The International Literacy Day lecture on “Literacy and Empowerment” (11.45 a.m.-1 p.m., Room II) will be given by renowned expert on literacy and development Dr Lalage J. Bown, Emeritus Professor of Adult and Continuing Education, University of Glasgow (United Kingdom). Then, from 2 to 3 p.m. (Room IX), the winners of the 2009 UNESCO Literacy Prizes will present their respective programmes at a round table.

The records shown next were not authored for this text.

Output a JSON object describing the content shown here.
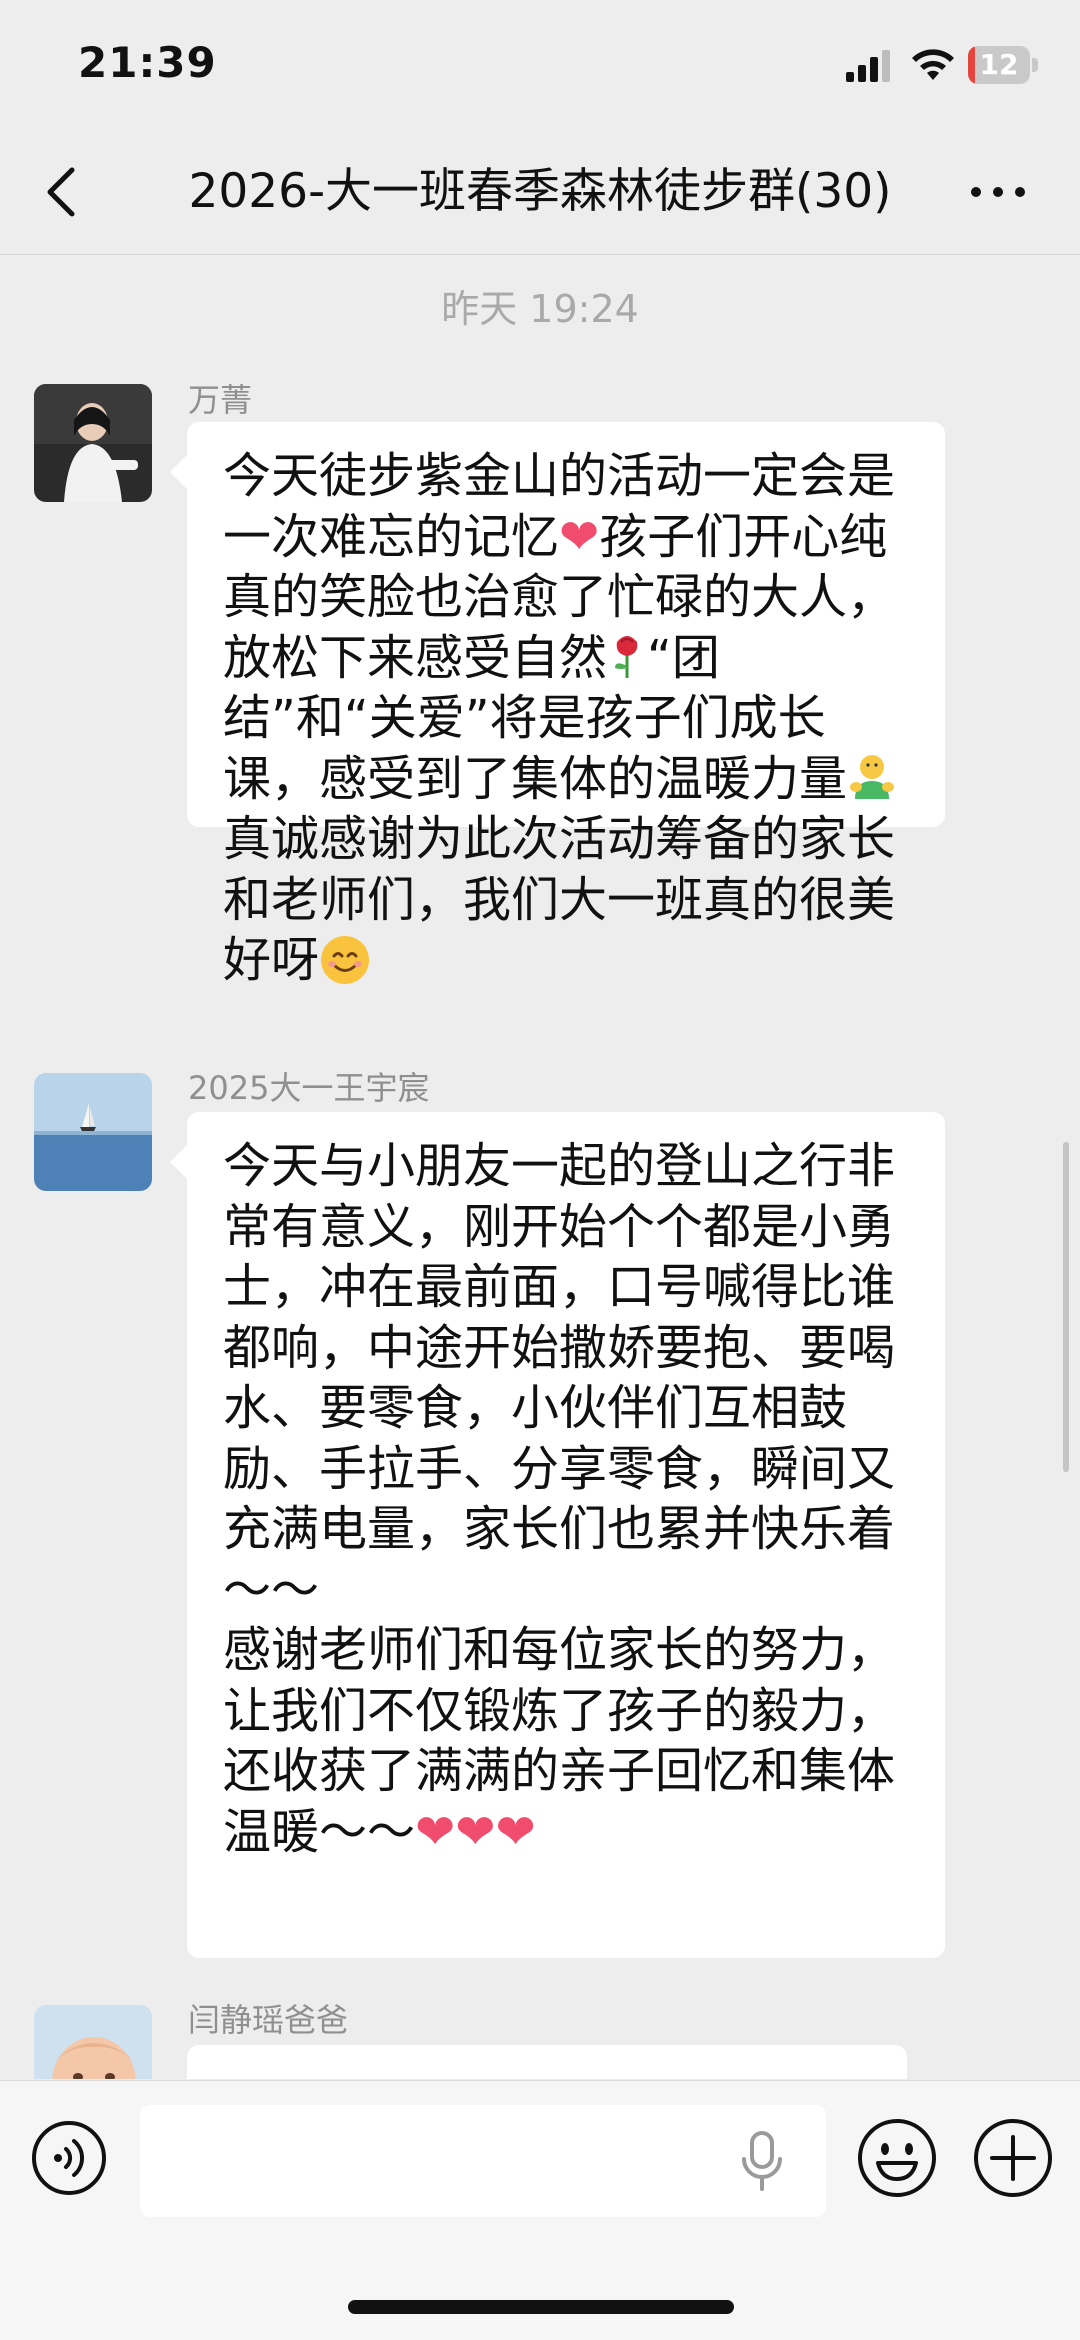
{
  "status_bar": {
    "time": "21:39",
    "battery_level": "12",
    "battery_fraction": 0.12,
    "icons": [
      "signal-icon",
      "wifi-icon",
      "battery-icon"
    ]
  },
  "header": {
    "title": "2026-大一班春季森林徒步群(30)",
    "back_icon": "chevron-left-icon",
    "more_icon": "more-icon"
  },
  "chat": {
    "timestamp": "昨天 19:24",
    "messages": [
      {
        "sender": "万菁",
        "text_1": "今天徒步紫金山的活动一定会是一次难忘的记忆",
        "text_2": "孩子们开心纯真的笑脸也治愈了忙碌的大人，放松下来感受自然",
        "text_3": "“团结”和“关爱”将是孩子们成长课，感受到了集体的温暖力量",
        "text_4": "真诚感谢为此次活动筹备的家长和老师们，我们大一班真的很美好呀"
      },
      {
        "sender": "2025大一王宇宸",
        "text": "今天与小朋友一起的登山之行非常有意义，刚开始个个都是小勇士，冲在最前面，口号喊得比谁都响，中途开始撒娇要抱、要喝水、要零食，小伙伴们互相鼓励、手拉手、分享零食，瞬间又充满电量，家长们也累并快乐着～～\n感谢老师们和每位家长的努力，让我们不仅锻炼了孩子的毅力，还收获了满满的亲子回忆和集体温暖～～"
      },
      {
        "sender": "闫静瑶爸爸"
      }
    ]
  },
  "input_bar": {
    "placeholder": "",
    "icons": [
      "voice-icon",
      "microphone-icon",
      "emoji-icon",
      "plus-icon"
    ]
  },
  "colors": {
    "background": "#ededed",
    "bubble": "#ffffff",
    "battery_red": "#e2463e",
    "heart": "#f04d6e"
  }
}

Meanwhile, the “Camion des Mots” will be parked at UNESCO’s entrance to launch its fifth annual tour with some 60 schoolchildren from the Paris suburbs (11.30-11.45 a.m.). The truck, a mobile computer classroom whose sponsors include the French insurance company MAIF, the French magazines Lire and L’Express and the French Ministry of Education, travels around France visiting schools to encourage reading and writing among 8- to 15-year-olds through interactive games. At the same time “Un cahier, un crayon” (a notebook, a pencil) will be presented, an initiative organized by the humanitarian organization Solidarité Laïque with French insurance companies MAE and MAIF through which children collect basic learning materials to send to developing countries; this year’s campaign will benefit Burkina Faso.
Finally, translators responsible for some 20 different language versions of the hugely successful Harry Potter book series, which has fired enthusiasm for reading in countless children around the world, will gather at a conference in Paris. The meeting, under the patronage of UNESCO, will examine the role of translation in enhancing literacy and cross-cultural understanding. Kevin Watkins, director of UNESCO’s Education For All Global Monitoring Report, will moderate one of the sessions. (Fondation Simone et Cino del Duca, Institut de France, 9 a.m.- 6.30 p.m.)
International Literacy Day is an opportunity to highlight that while the empowering role of literacy and its significance for development have been recognized worldwide, there are still 776 million illiterate adults in the world and 75 million children out of school. “Literacy, in fact, is by far the most neglected goal on the Education for All (EFA) agenda,” Mr Matsuura underlines in his International Literacy Day Message.